Position Paper: A Software Dig
Author: Charles Weir
© Penrillian 30 August 2001
Project Background
Penrillian is a small software development company, specializing in Java for mobile communicator devices. Much of our development is cross-language: implementing functionality in Java using the C++ native functionality of the Symbian platform.
This paper describes a project we've been working on for a while, taking a Java runtime implementation written in Java and C++, and changing the user interface - and where necessary other parts as well - to support a different kind of device. The codebase is large: around 7000 source files in total, with a similar number generated by compilation. This is around the same number as the whole of the rest of the operating system with its standard applications.
For us software archeologists, this particular 'dig' has been long, painstaking, and hard. In this paper I'll examine some of the things that made it so.
The Problems
All software development is difficult. But which of our problems were associated particularly with the code size and unfamiliarity to us, rather than the difficulty of the problem? I can identify several:
- Locating functionality: Finding each piece of functionality is difficult when you have many thousands of possible locations for it.
- Build procedures. The project used 'make' files directly (in contrast to most Symbian source code, which uses a generator tool to create make files with correct dependencies). Given the large number of different components, these makefiles factored out shared functionality into 'include' files. However more than half a dozen level of nested includes for each makefile made them extremely difficult to analyze. There were also a surprising number of omitted dependency relationships, making it difficult to be sure that source changes are reflected in binaries.
- Deep directory hierarchies: some source files were as much as 10 levels of directory hierarchy down; that makes it tedious to get to files even when we know where they are.
- Linked functionality: It was difficult to associate Java source code with its related C++ source code.
The remainder of this paper discusses how we tackled, or might tackle each of these issues.
Locating Functionality
The main tools we use for locating functionality is a web-style search engine. We keep an up-to-date directory of the entire codebase available to all on the network, run the search engine over this directory. We index every text file - particularly resource files and makefiles as well as compiler source code.
We use ISYS, as it's the only multi-user search engine we've found that's priced per user rather than per file indexed. Another option is the freeware version of AltaVista discovery released several years ago; but this is intended to be single user only, and it's difficult to get it to work well with more than one.
It's then simple to locate a particular class or function: for classes, search for "class X". You can find the C++ function X::Foo just by searching for it. In Java it's usually easiest to find the file by searching for class X, and locate the function within the file. Or if you're looking for, say, a function Foo whose first parameter is a string, just search for "Foo String". Similarly its easy to search for references to a particular function.

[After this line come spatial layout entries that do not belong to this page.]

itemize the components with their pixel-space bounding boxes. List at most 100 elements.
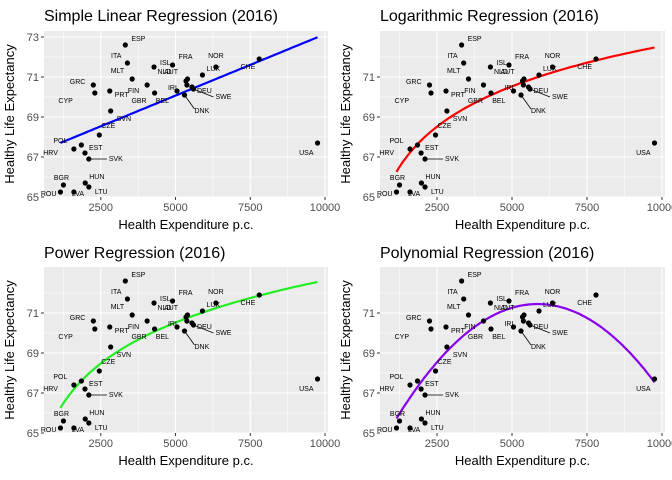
label-leader-line [520, 94, 532, 110]
data-point-svk [422, 392, 428, 398]
data-label-isl: ISL [160, 296, 171, 303]
x-axis-title: Health Expenditure p.c. [118, 217, 253, 232]
data-point-cze [96, 132, 102, 138]
data-label-fin: FIN [464, 324, 475, 331]
y-tick-label: 65 [27, 428, 39, 440]
data-label-fin: FIN [128, 88, 139, 95]
data-point-grc [426, 82, 433, 88]
data-point-esp [459, 278, 465, 284]
data-point-est [82, 386, 88, 392]
data-point-esp [122, 278, 128, 284]
data-point-fin [144, 318, 150, 324]
data-point-ita [461, 60, 467, 66]
data-point-hrv [407, 146, 413, 152]
data-point-prt [443, 88, 449, 94]
data-point-cze [432, 132, 439, 138]
data-label-lva: LVA [72, 427, 85, 434]
data-point-svn [444, 344, 450, 350]
data-point-mlt [465, 312, 472, 318]
data-label-gbr: GBR [131, 98, 146, 105]
data-point-lva [71, 189, 77, 195]
data-label-che: CHE [240, 64, 255, 71]
data-label-mlt: MLT [111, 304, 125, 311]
data-point-dnk [518, 92, 524, 98]
data-label-aut: AUT [164, 305, 179, 312]
data-label-ltu: LTU [431, 425, 444, 432]
data-label-est: EST [425, 145, 439, 152]
data-label-rou: ROU [377, 427, 393, 434]
data-label-esp: ESP [131, 272, 145, 279]
data-point-mlt [465, 76, 472, 82]
data-label-dnk: DNK [531, 344, 546, 351]
data-label-deu: DEU [197, 324, 212, 331]
data-point-cze [432, 368, 439, 374]
data-label-svn: SVN [117, 352, 131, 359]
data-label-prt: PRT [115, 92, 130, 99]
data-point-usa [651, 140, 658, 146]
data-label-lva: LVA [72, 191, 85, 198]
data-point-hun [82, 416, 88, 422]
data-label-esp: ESP [131, 36, 145, 43]
x-axis-title: Health Expenditure p.c. [118, 453, 253, 468]
data-label-cze: CZE [101, 359, 115, 366]
data-label-cyp: CYP [395, 334, 410, 341]
data-label-bgr: BGR [390, 411, 405, 418]
data-point-gbr [488, 326, 494, 332]
data-label-mlt: MLT [447, 68, 461, 75]
data-point-ita [124, 60, 131, 66]
data-label-cyp: CYP [395, 98, 410, 105]
data-label-usa: USA [636, 386, 651, 393]
data-label-usa: USA [299, 150, 314, 157]
data-point-fra [506, 62, 512, 68]
data-point-svk [86, 156, 92, 162]
data-point-lva [407, 189, 413, 195]
data-point-nor [213, 300, 219, 306]
data-point-isl [151, 300, 157, 306]
data-label-hun: HUN [425, 174, 440, 181]
y-tick-label: 69 [27, 112, 39, 124]
data-point-ltu [422, 184, 428, 190]
label-leader-line [184, 94, 195, 110]
data-label-irl: IRL [168, 85, 179, 92]
data-point-grc [90, 82, 96, 88]
data-point-cyp [92, 90, 98, 96]
data-point-lux [536, 308, 542, 314]
y-tick-label: 65 [363, 192, 375, 204]
data-point-dnk [181, 92, 188, 98]
data-label-che: CHE [577, 300, 592, 307]
data-label-deu: DEU [534, 324, 549, 331]
data-point-ltu [422, 420, 428, 426]
data-label-irl: IRL [504, 85, 515, 92]
data-label-prt: PRT [451, 92, 466, 99]
data-point-hrv [71, 146, 77, 152]
data-point-est [82, 150, 88, 156]
y-tick-label: 69 [363, 112, 375, 124]
data-point-lux [199, 308, 206, 314]
y-tick-label: 67 [363, 152, 375, 164]
data-label-fra: FRA [179, 290, 193, 297]
y-axis-title: Healthy Life Expectancy [338, 280, 353, 420]
data-label-cyp: CYP [58, 334, 73, 341]
data-label-aut: AUT [501, 305, 516, 312]
data-point-hrv [71, 382, 77, 388]
data-point-usa [314, 376, 321, 382]
data-point-gbr [152, 90, 158, 96]
label-leader-line [184, 330, 195, 346]
data-point-svk [86, 392, 92, 398]
panel-title: Power Regression (2016) [44, 245, 225, 262]
panel-title: Logarithmic Regression (2016) [380, 8, 599, 25]
data-point-fin [480, 318, 487, 324]
data-point-hun [82, 180, 88, 186]
data-label-lux: LUX [206, 66, 220, 73]
data-label-dnk: DNK [195, 344, 210, 351]
data-point-irl [520, 318, 527, 324]
data-label-ita: ITA [111, 289, 122, 296]
data-label-esp: ESP [468, 272, 482, 279]
data-point-bel [510, 88, 517, 94]
data-point-grc [426, 318, 433, 324]
x-tick-label: 2500 [89, 438, 113, 450]
data-point-irl [184, 82, 190, 88]
data-point-svn [108, 108, 114, 114]
panel-title: Simple Linear Regression (2016) [44, 8, 278, 25]
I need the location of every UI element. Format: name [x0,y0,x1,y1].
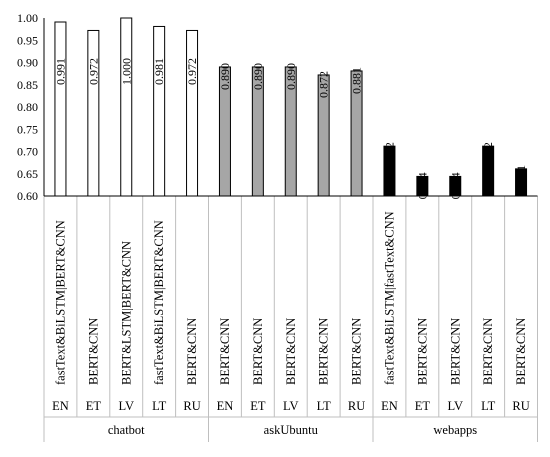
data-label: 0.981 [152,58,166,85]
model-label: fastText&BiLSTM|BERT&CNN [53,220,67,385]
language-label: EN [217,399,234,413]
y-tick-label: 0.95 [17,33,38,47]
language-label: LV [118,399,134,413]
language-label: LT [152,399,166,413]
model-label: fastText&BiLSTM|fastText&CNN [382,211,396,385]
language-label: EN [381,399,398,413]
language-label: ET [415,399,431,413]
model-label: BERT&CNN [284,318,298,385]
data-label: 0.991 [53,58,67,85]
bar [153,25,166,197]
data-label: 1.000 [119,58,133,85]
data-label: 0.712 [481,142,495,169]
group-label: askUbuntu [264,423,319,437]
model-label: BERT&CNN [350,318,364,385]
model-label: BERT&CNN [218,318,232,385]
language-label: LT [317,399,331,413]
model-label: BERT&CNN [448,318,462,385]
data-label: 0.890 [284,63,298,90]
data-label: 0.644 [415,172,429,199]
data-label: 0.644 [448,172,462,199]
data-label: 0.972 [86,58,100,85]
data-label: 0.890 [218,63,232,90]
data-label: 0.712 [382,142,396,169]
model-label: BERT&CNN [251,318,265,385]
y-tick-label: 0.75 [17,122,38,136]
language-label: RU [183,399,200,413]
data-label: 0.890 [251,63,265,90]
bar [87,29,100,197]
model-label: BERT&CNN [415,318,429,385]
language-label: LT [481,399,495,413]
y-tick-label: 0.90 [17,56,38,70]
model-label: BERT&CNN [514,318,528,385]
language-label: EN [52,399,69,413]
model-label: BERT&CNN [317,318,331,385]
language-label: RU [512,399,529,413]
data-label: 0.872 [317,71,331,98]
y-tick-label: 0.80 [17,100,38,114]
language-label: LV [447,399,463,413]
bar [186,29,199,197]
group-label: chatbot [108,423,145,437]
y-tick-label: 0.60 [17,189,38,203]
data-label: 0.881 [350,67,364,94]
language-label: RU [348,399,365,413]
y-tick-label: 0.65 [17,167,38,181]
data-label: 0.661 [514,165,528,192]
data-label: 0.972 [185,58,199,85]
model-label: BERT&CNN [481,318,495,385]
y-tick-label: 0.85 [17,78,38,92]
model-label: fastText&BiLSTM|BERT&CNN [152,220,166,385]
bar [54,21,67,197]
y-tick-label: 1.00 [17,11,38,25]
language-label: ET [86,399,102,413]
language-label: LV [283,399,299,413]
language-label: ET [250,399,266,413]
y-tick-label: 0.70 [17,145,38,159]
model-label: BERT&CNN [185,318,199,385]
group-label: webapps [433,423,477,437]
model-label: BERT&LSTM|BERT&CNN [119,241,133,385]
model-label: BERT&CNN [86,318,100,385]
bar [120,17,133,197]
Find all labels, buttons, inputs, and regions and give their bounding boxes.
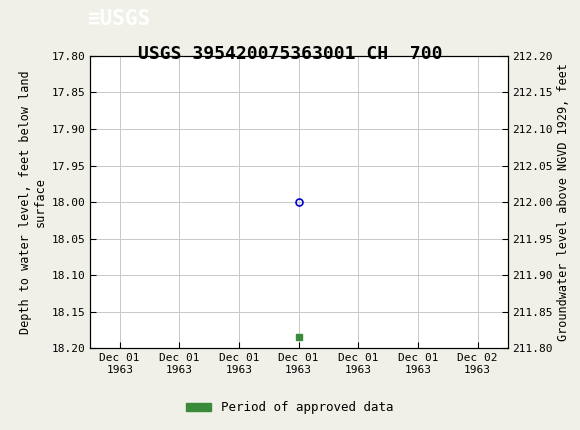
Y-axis label: Depth to water level, feet below land
surface: Depth to water level, feet below land su… [19,70,47,334]
Text: ≡USGS: ≡USGS [87,9,150,29]
Y-axis label: Groundwater level above NGVD 1929, feet: Groundwater level above NGVD 1929, feet [557,63,570,341]
Legend: Period of approved data: Period of approved data [181,396,399,419]
Text: USGS 395420075363001 CH  700: USGS 395420075363001 CH 700 [138,45,442,63]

Search engines just produce a list of files. A key point to productivity is to make it possible to go from the search engine to looking at the file with your favourite source code editor with a minimum number of keystrokes. In our case this required setting up NT registry entries to make NT invoke (in this case) Visual Studio as the default application for a large list of file types. In a UNIX environment the approach would probably be very different. It's worth spending time for the improvement in productivity and usability this generates.
Build Procedures
Initially we thought the build procedures were an unimportant thing we just needed to cludge to work. After all, we thought, they worked for the team that provided us with the system, didn't they?
This proved a big mistake. It cost us a lot of time: we'd change some source, rebuild, and spend time debugging - only to find eventually that due to poor dependency control in the build system we were debugging binaries that didn't correspond to our source. We suspect our suppliers only ever did full builds (taking several hours); or used 'on-the-fly' scripts for individual components.
Eventually we took the hit of tackling the problem head on, and of assigning the same kind of analytic thinking we do for software design. The result has justified the effort; we can now make 'normal progress' on the project, and morale is much better.
Deep Directory Hierarchies
These directory hierarchies have proved a particular pain, since it makes it very difficult to hold an intuitive picture of the software structure. In this case, one hierarchy might contain the Java code; another the C++; two others, apparently only minimally related, the make files to compile each.
The solution we've found to this is to use a use tools that map the hierarchy to a flat view. The search tool effectively does this. Surprisingly Visual Studio's project view also lists files in a flat structure, no matter where they may be in practice. We use Visual Studio to bring together all the files related to the current task; it's easy to select each one without worrying where it may be (and Visual Studio's integration with Perforce also makes source code control easy).
Linked Functionality
Typically one might be looking at a Java class. It calls a Java native function. The framework code implementing the native function mangles the Java function names in a non-intuitive way, and to implement the functionality, there's another level of indirection to C++ classes having a different naming convention again. This is a common problem where there are more than one programming language working together; I've had similar problems following Kernel calls too.
We have no current answer for this. One option we may consider is to establish the pattern used, or even just to make a spreadsheet with the mapping for each class (or even each class and function).